When John Allman retreats to a shack on the coast of Cyprus in “Find Me Falling,” he’s already glum. The aging rocker, portrayed by Harry Connick Jr., marches out of his new refuge with indignation and barks at a man standing on the cliff’s edge looking out at the sea. Then the man steps into the air and is gone.

It’s a surprisingly flip start to a romantic comedy that — with its intergenerational interplay and sunbaked settings — recalls “Mamma Mia!” Yet the writer-director Stelana Kliris is undaunted by, though not entirely in control of, balancing her material’s at times somber, at other times blithe, notes.

The police captain (an amiable Tony Demetriou) tells him, unceremoniously, that the promontory has become a “suicide hot spot.” More put out by this revelation than moved, John begins to build a fence. Naturally, the ramshackle barrier becomes a metaphor for his sealed-off soul.
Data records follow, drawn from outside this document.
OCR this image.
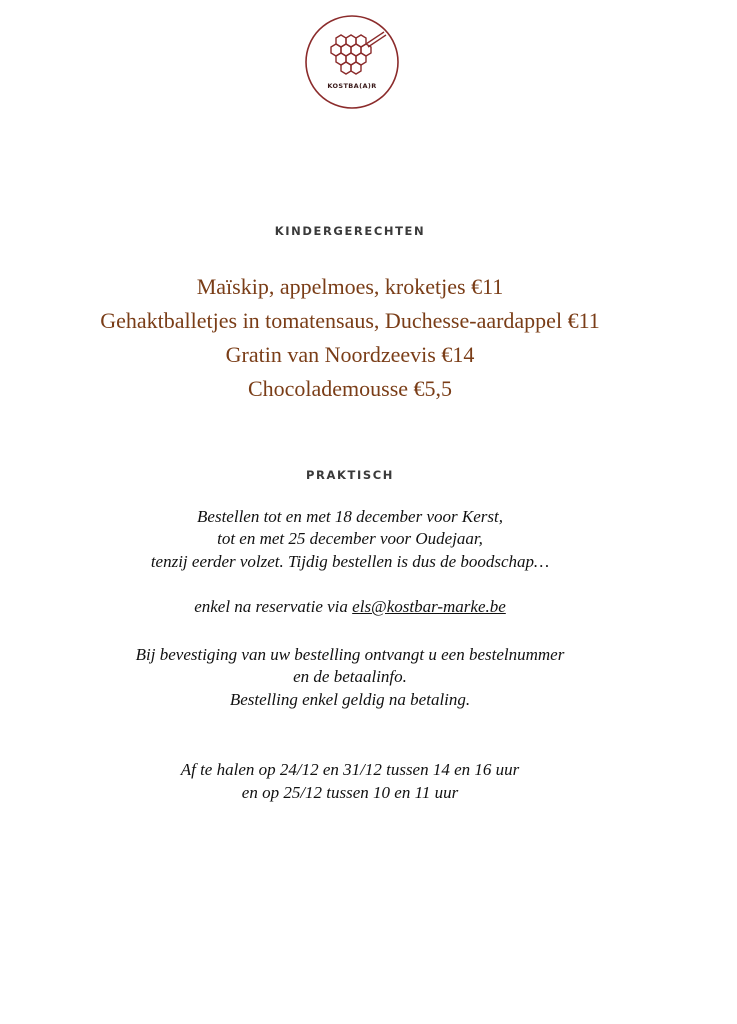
KOSTBA(A)R
KINDERGERECHTEN
Maïskip, appelmoes, kroketjes €11
Gehaktballetjes in tomatensaus, Duchesse-aardappel €11
Gratin van Noordzeevis €14
Chocolademousse €5,5
PRAKTISCH
Bestellen tot en met 18 december voor Kerst,
tot en met 25 december voor Oudejaar,
tenzij eerder volzet. Tijdig bestellen is dus de boodschap…
enkel na reservatie via els@kostbar-marke.be
Bij bevestiging van uw bestelling ontvangt u een bestelnummer
en de betaalinfo.
Bestelling enkel geldig na betaling.
Af te halen op 24/12 en 31/12 tussen 14 en 16 uur
en op 25/12 tussen 10 en 11 uur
Trying to maintain anonymity, John is dogged by mentions of his first hit: “Girl on the Beach.” After all, the beach was in Cyprus — but that girl, Sia (Agni Scott), is now a woman. Scott brings a measured mix of attraction and wariness to John’s long-ago muse, who is now referred to as the “town’s best doctor.” And Sia has her reasons for their separation.

Can a film have its own spoiler alert? In an early, easily decoded bait-and-switch, Melina (Ali Fumiko Whitney) completes a triangle as an aspiring singer and one of the first people to befriend the prickly musician.

A South African Cypriot, Kliris exudes affection for the country’s craggy terrain and its people. The film is a tourist office’s, if not quite a rom-com lover’s, dream.

Find Me Falling
Not rated. Running time: 1 hour 32 minutes. Watch on Netflix.